Regulators adopt new rules to limit Alaskan halibut bycatch

The federal body responsible for regulating fishing in US waters off Alaska has adopted new rules to limit the incidental catch of halibut by fishermen trawling in the Bering Sea.

The North Pacific Fisheries Management Board passed the policy by an 8 to 3 vote last week, KTUU reported. It is expected to come into force in 2023.

The trawler fleet targets groundfish such as sole and yellowfin sole. The Groundfish Forum, which represents 19 Seattle-based vessels that make up the fleet, said its vessels are the largest producers of flatfish and rockfish in the United States.

Boats also inadvertently catch an average of 2.8 million pounds of halibut per year. Federal law prohibits the fleet from keeping halibut and fishermen return them to the ocean, but many halibut die in the process.

Currently, there is a static cap on the fleet’s halibut bycatch, which means fishermen must stop fishing if the number is reached.

But supporters of tighter limits argued the cap was too permissive and insisted that it be lowered.

Under new rules adopted by council on December 13, the cap will remain the same when halibut stocks are high. But when stocks go down, bycatch limits go down to 35%.

The state of Alaska proposed the new rules based on abundance.

“This is a very important step in managing halibut bycatch,” said Heather McCarty of the Central Bering Sea Fishermen’s Association. “This will hopefully help create more equity between halibut bycatch users and commercial and athletic halibut users.”
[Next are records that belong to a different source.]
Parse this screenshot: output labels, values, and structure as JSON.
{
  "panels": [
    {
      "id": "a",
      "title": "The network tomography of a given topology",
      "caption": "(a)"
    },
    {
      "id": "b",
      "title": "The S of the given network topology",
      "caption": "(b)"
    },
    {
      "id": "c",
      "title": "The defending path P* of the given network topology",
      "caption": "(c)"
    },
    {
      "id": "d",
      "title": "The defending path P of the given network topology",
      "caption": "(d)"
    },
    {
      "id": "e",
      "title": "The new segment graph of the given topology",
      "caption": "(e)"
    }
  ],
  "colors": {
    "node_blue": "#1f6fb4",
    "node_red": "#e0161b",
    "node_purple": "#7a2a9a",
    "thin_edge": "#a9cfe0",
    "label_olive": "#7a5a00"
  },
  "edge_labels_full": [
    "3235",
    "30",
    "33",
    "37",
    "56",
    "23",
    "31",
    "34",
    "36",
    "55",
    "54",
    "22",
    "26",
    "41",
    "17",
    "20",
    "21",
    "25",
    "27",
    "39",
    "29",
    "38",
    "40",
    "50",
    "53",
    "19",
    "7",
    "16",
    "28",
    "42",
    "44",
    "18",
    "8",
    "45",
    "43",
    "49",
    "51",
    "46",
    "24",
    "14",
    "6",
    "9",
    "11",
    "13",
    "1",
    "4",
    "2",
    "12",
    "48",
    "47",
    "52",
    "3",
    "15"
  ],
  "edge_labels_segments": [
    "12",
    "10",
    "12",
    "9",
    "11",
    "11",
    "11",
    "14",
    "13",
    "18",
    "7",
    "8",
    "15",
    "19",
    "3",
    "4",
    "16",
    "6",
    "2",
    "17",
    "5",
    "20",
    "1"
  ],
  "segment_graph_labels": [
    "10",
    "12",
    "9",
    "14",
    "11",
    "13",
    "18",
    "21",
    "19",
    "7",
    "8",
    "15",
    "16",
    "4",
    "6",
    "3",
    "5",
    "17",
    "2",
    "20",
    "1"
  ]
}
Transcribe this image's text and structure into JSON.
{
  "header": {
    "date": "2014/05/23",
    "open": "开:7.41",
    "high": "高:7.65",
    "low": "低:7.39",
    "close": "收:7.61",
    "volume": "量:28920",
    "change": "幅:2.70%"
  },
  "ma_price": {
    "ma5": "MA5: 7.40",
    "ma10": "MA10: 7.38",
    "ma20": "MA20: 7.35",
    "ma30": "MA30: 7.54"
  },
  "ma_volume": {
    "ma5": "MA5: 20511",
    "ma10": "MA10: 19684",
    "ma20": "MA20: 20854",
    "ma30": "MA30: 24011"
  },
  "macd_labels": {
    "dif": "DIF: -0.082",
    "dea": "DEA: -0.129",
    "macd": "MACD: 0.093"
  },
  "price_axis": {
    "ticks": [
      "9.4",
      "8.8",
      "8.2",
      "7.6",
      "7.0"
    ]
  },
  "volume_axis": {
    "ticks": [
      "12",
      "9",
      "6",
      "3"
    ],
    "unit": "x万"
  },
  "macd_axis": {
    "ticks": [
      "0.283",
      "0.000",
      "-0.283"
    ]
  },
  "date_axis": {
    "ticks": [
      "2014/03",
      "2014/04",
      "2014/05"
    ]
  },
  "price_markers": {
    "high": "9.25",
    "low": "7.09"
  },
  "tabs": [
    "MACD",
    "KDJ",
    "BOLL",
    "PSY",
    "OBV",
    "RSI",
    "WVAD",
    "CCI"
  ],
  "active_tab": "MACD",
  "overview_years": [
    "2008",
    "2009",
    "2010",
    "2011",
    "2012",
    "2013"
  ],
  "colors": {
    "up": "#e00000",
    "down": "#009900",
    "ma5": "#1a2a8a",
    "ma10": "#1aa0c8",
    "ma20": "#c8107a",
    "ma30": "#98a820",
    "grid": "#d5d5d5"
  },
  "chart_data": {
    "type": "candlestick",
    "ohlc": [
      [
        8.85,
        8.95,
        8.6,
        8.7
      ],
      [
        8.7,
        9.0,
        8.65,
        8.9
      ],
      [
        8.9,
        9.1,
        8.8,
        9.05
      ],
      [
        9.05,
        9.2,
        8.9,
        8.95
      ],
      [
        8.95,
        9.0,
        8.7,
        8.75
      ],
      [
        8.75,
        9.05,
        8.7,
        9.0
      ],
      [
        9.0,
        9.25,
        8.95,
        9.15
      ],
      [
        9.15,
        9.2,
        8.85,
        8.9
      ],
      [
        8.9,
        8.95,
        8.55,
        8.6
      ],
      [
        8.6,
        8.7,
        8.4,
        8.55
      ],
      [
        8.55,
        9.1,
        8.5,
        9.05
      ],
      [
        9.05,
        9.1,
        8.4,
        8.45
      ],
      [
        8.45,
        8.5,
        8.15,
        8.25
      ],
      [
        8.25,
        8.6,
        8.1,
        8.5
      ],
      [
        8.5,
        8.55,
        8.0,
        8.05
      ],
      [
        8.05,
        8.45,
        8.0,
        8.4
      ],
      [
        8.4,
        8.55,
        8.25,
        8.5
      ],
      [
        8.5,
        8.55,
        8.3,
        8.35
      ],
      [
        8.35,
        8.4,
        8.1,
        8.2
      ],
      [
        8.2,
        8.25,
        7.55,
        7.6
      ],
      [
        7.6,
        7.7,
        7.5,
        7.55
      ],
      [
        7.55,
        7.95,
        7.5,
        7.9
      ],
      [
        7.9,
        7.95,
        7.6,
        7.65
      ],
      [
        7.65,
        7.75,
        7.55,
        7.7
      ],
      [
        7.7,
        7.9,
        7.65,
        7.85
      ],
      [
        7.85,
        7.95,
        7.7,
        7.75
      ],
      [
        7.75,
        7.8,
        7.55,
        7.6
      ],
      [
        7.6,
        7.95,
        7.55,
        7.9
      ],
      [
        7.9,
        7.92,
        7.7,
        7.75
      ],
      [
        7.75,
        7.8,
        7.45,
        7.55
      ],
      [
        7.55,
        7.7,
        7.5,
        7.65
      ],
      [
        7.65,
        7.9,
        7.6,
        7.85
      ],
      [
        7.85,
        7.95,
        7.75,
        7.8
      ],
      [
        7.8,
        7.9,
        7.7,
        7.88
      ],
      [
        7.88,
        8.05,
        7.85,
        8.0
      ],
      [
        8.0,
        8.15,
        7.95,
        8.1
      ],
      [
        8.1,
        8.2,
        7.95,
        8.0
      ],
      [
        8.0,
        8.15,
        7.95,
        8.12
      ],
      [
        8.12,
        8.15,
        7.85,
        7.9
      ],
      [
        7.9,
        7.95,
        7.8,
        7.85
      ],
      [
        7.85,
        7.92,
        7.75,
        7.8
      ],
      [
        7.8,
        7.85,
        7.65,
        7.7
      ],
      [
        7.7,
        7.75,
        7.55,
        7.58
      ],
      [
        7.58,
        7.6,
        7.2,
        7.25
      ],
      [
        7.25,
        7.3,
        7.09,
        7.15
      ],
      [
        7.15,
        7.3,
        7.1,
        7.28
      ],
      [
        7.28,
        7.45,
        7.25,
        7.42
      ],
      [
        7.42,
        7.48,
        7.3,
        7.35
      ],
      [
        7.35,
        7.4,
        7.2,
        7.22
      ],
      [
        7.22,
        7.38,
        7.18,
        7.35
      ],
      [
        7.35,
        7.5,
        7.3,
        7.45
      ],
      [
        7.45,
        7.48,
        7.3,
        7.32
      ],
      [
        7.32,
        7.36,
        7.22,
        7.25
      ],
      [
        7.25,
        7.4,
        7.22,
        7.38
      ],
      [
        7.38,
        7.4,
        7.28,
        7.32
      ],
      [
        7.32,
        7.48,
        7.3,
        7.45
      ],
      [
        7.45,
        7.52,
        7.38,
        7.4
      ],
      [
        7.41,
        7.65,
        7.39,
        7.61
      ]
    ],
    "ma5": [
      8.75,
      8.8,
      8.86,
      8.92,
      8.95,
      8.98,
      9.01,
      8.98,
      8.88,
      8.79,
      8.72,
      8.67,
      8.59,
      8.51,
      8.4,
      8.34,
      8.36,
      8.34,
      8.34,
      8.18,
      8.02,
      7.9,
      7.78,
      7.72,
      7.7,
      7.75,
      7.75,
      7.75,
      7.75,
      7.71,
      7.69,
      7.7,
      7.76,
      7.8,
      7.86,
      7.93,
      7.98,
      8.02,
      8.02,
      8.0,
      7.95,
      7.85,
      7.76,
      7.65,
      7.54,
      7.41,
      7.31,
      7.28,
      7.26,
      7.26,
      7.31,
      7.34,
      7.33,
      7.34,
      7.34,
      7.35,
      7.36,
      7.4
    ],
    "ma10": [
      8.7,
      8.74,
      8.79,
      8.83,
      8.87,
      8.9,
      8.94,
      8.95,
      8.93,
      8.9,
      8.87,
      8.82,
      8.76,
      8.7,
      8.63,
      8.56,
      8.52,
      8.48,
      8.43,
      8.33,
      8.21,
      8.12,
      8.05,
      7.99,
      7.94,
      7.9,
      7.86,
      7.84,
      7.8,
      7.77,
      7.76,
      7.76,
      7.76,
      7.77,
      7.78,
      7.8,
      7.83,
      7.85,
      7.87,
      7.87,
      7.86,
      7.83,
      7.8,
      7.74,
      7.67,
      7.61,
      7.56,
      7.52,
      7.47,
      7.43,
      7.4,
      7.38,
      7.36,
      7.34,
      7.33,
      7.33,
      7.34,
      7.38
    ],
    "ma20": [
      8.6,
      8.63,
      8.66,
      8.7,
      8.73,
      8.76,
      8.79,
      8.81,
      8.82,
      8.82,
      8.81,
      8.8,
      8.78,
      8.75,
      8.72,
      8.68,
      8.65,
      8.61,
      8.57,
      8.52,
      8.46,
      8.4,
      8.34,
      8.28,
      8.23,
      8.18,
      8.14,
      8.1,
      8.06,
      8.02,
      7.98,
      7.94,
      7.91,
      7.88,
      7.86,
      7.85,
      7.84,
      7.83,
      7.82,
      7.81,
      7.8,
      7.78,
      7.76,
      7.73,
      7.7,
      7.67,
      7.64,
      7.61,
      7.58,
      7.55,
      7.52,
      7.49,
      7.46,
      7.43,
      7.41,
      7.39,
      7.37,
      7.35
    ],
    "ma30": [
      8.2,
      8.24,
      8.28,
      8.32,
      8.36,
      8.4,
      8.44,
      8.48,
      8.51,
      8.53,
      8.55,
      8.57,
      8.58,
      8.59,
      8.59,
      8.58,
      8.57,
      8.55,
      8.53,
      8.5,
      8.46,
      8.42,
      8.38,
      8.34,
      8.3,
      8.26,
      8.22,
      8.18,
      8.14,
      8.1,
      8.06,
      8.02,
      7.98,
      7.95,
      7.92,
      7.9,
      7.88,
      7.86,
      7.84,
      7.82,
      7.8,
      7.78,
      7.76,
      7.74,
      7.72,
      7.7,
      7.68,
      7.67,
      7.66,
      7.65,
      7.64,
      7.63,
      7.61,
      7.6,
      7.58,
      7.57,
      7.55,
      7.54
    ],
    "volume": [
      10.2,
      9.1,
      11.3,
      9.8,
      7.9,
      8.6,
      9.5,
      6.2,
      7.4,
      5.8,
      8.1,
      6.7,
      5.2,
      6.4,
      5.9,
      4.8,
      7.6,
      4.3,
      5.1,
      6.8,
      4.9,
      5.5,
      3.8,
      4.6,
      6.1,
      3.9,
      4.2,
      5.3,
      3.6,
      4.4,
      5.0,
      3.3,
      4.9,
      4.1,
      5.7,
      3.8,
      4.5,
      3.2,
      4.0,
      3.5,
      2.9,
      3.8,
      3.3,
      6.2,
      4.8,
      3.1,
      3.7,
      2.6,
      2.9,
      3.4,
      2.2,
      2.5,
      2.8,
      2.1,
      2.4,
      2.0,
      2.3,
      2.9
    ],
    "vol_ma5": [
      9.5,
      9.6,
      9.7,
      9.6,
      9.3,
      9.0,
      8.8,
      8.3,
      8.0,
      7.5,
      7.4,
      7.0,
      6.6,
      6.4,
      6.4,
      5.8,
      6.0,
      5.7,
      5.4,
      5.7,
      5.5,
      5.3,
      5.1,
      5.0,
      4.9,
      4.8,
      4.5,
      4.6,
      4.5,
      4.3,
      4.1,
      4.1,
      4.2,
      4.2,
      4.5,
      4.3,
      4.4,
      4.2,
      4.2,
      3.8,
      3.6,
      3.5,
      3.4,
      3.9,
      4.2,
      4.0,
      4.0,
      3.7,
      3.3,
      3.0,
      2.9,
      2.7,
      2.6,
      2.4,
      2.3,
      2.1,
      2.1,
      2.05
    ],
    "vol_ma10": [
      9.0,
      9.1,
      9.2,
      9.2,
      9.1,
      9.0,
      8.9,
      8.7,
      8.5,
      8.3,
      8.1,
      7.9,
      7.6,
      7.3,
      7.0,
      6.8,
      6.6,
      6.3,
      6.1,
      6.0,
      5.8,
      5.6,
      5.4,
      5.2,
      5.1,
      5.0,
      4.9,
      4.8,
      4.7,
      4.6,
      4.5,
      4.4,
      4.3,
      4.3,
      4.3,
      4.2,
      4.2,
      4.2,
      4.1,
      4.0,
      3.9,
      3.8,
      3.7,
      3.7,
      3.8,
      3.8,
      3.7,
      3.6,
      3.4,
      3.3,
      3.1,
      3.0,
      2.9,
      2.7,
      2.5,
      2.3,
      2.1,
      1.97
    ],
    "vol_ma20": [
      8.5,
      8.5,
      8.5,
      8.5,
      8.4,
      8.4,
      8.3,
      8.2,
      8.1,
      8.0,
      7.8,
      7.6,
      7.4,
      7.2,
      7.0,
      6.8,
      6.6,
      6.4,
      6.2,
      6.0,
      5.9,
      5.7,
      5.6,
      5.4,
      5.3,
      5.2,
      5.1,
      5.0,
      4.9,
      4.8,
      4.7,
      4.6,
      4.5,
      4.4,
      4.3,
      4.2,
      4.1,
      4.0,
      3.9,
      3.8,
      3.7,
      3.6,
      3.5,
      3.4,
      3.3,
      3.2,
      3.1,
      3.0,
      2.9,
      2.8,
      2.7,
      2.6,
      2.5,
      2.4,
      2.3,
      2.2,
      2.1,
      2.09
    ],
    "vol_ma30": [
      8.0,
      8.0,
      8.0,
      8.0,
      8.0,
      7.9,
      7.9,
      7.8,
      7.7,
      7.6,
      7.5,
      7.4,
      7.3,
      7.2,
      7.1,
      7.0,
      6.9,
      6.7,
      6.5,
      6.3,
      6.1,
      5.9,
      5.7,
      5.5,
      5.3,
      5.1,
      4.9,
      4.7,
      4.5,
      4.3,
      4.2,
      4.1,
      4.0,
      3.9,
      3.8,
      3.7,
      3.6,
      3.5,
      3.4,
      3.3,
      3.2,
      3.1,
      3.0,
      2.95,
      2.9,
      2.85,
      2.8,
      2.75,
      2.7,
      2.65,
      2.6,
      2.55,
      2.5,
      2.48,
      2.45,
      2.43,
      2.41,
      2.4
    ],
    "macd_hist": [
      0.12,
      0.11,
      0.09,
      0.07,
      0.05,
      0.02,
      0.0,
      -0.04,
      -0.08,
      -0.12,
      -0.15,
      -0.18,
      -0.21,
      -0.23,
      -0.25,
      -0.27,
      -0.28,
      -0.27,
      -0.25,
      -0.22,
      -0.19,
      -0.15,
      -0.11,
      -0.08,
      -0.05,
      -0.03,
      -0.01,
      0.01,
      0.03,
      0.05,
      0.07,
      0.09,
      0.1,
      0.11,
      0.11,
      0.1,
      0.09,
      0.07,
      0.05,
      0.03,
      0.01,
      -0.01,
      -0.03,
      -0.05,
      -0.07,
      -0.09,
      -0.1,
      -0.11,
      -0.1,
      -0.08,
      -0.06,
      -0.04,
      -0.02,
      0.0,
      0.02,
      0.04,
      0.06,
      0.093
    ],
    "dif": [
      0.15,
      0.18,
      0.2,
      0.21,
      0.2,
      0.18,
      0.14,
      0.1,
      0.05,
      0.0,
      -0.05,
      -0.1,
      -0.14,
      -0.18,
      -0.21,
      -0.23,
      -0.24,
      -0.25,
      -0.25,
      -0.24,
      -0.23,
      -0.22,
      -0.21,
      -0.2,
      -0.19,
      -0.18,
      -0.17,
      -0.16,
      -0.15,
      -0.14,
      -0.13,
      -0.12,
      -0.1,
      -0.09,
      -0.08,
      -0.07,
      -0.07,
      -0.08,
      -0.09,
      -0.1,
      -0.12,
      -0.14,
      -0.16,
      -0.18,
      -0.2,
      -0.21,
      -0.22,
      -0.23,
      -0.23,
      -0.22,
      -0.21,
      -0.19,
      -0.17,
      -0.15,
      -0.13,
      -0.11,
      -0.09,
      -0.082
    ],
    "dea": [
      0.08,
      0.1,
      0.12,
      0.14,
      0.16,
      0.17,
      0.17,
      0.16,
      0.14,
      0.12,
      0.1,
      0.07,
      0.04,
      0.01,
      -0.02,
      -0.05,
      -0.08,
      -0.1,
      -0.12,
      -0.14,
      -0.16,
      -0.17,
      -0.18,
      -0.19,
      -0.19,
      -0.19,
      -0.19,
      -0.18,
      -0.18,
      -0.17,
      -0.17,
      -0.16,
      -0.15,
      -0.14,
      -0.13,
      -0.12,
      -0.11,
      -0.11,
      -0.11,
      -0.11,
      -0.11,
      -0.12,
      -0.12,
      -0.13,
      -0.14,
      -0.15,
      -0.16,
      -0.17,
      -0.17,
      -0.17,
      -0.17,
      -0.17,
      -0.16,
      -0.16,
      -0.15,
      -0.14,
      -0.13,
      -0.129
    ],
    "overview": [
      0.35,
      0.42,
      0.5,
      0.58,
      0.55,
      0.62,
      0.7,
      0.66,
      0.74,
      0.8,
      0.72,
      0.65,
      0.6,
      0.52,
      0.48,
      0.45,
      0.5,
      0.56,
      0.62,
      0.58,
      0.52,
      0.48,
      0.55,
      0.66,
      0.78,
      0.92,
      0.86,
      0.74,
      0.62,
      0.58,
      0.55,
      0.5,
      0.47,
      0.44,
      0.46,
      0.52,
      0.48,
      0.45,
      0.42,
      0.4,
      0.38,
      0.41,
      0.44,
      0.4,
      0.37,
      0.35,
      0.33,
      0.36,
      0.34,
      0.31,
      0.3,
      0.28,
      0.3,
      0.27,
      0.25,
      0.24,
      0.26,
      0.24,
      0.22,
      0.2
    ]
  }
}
The trawler fleet has halved its halibut bycatch since 2007 by modifying its gear and sorting halibut caught by deck crews.

Chris Woodley, executive director of the Groundfish Forum, said the new rules would put jobs at risk and could cost the industry tens of millions of dollars every year.

“We directly employ 2,200 crew members per year and from these fisheries our crew members produce over 600 million meals per year for consumers around the world,” he said during testimony before the board.

He said his organization was exploring “all options”.

The Pribilof Aleutian Islands Association, an indigenous Alaskan tribal organization, had called for more stringent bycatch limits.

“It is our responsibility towards our creator to use with respect the resources which have been given to us, as we were given halibut,” Karen Pletnikoff, responsible for the association’s environment and safety program, told the board.